Danny's mood, which seemed to have recovered somewhat while Harry was distracted by copying the memory, instantly grew sour again. "Yeah, so would mum have, when she was our age. It's just literally not possible for anyone other than Bellatrix and Harry, because she's not human."
"Well, maybe not the magic and— Are you really planning on trying to learn eight languages in the next six months?"
Harry shrugged. Nodded. "Not fluently, obviously, but like, the basics, sure. Should be fun. I also picked German, Danish, Russian, and Arabic."
Blaise turned the pout on him instead. "Not Italian? You wound me."

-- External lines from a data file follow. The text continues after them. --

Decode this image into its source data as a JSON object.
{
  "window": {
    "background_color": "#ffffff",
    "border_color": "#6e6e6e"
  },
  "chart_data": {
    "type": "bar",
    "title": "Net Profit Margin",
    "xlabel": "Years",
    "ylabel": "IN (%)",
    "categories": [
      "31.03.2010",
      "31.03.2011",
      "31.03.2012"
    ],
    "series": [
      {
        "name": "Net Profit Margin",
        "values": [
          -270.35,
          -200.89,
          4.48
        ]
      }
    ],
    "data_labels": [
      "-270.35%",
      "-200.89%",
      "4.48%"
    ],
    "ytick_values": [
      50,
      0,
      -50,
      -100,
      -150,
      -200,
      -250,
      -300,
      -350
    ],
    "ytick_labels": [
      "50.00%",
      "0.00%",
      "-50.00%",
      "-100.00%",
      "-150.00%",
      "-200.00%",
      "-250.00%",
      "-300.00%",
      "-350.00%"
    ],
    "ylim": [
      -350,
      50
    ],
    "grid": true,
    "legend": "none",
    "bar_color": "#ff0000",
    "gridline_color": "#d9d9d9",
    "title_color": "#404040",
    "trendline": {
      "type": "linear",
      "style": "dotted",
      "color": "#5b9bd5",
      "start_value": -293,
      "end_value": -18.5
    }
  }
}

"You can teach me Italian, though."
"Anyway," Hermione interrupted, as though she wasn't the one who had gotten them off track in the first place. (She was almost as bad about that as Harry.) "It might not be possible for humans to do magic or learn languages like eldritch bloody soul-symbiotes, but I think it should be possible for anyone to learn to make dramatic speeches and put entitled, misogynistic jerks like Dumbledore in their place. And what the heck is this about a prophecy? Wait, first, prophecies are real? And then, why is your grandmother so certain it's been fulfilled, and Danny doesn't still have to kill this Riddle character?"

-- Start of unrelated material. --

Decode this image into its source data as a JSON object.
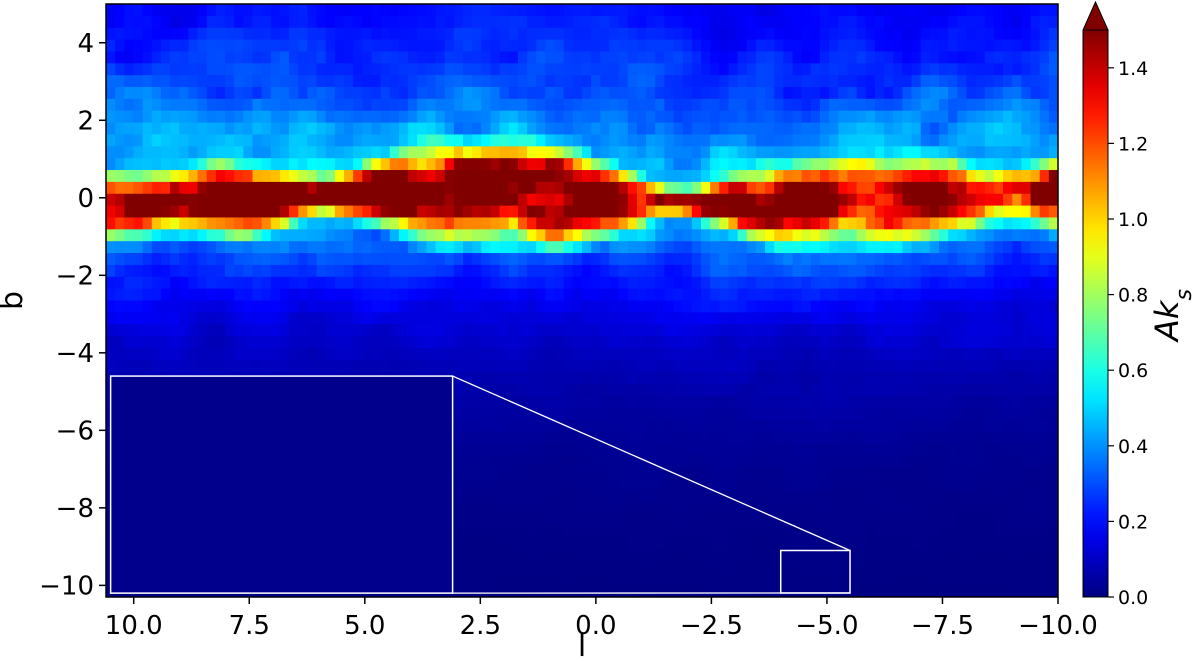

"I don't have to what, now?!" Danny exclaimed, unwontedly surprised, given that he did know that Harry and Dru were going to do that. "Why would I have to? What prophecy?!"
Oh. Right. That part. "Well, I didn't really think it was important since Dru said it's already been fulfilled by Lily blowing him up, and you're not even really Harry Potter anymore, but—"
"Tell me anyway!" Danny demanded. "If I'm in a bloody prophecy, I think I deserve to know about it!"
"Well, apparently it doesn't really matter. Or else, that's how they get you. And I don't know the words anyway, Fawkes told Dru in Phoenix. Or maybe Veela, I guess." The Speech had been on his list of possible languages to learn, but Dru said he should probably work up to languages with tones, especially when he'd have to use magic to actually make a lot of the sounds, too. So that ruled out Mandarin and High Elvish, which people didn't usually speak anyway, as well.
"What about neither can live while the other survives?" Hermione reminded him, spurring Danny to even greater seriousness and concern.
"What?! So if I don't kill him, he'll kill me?! Tell me everything! Right now!"
Harry sighed. This could take a while. Especially since Danny didn't seem any more eager than Dumbledore to accept that it had totally already happened.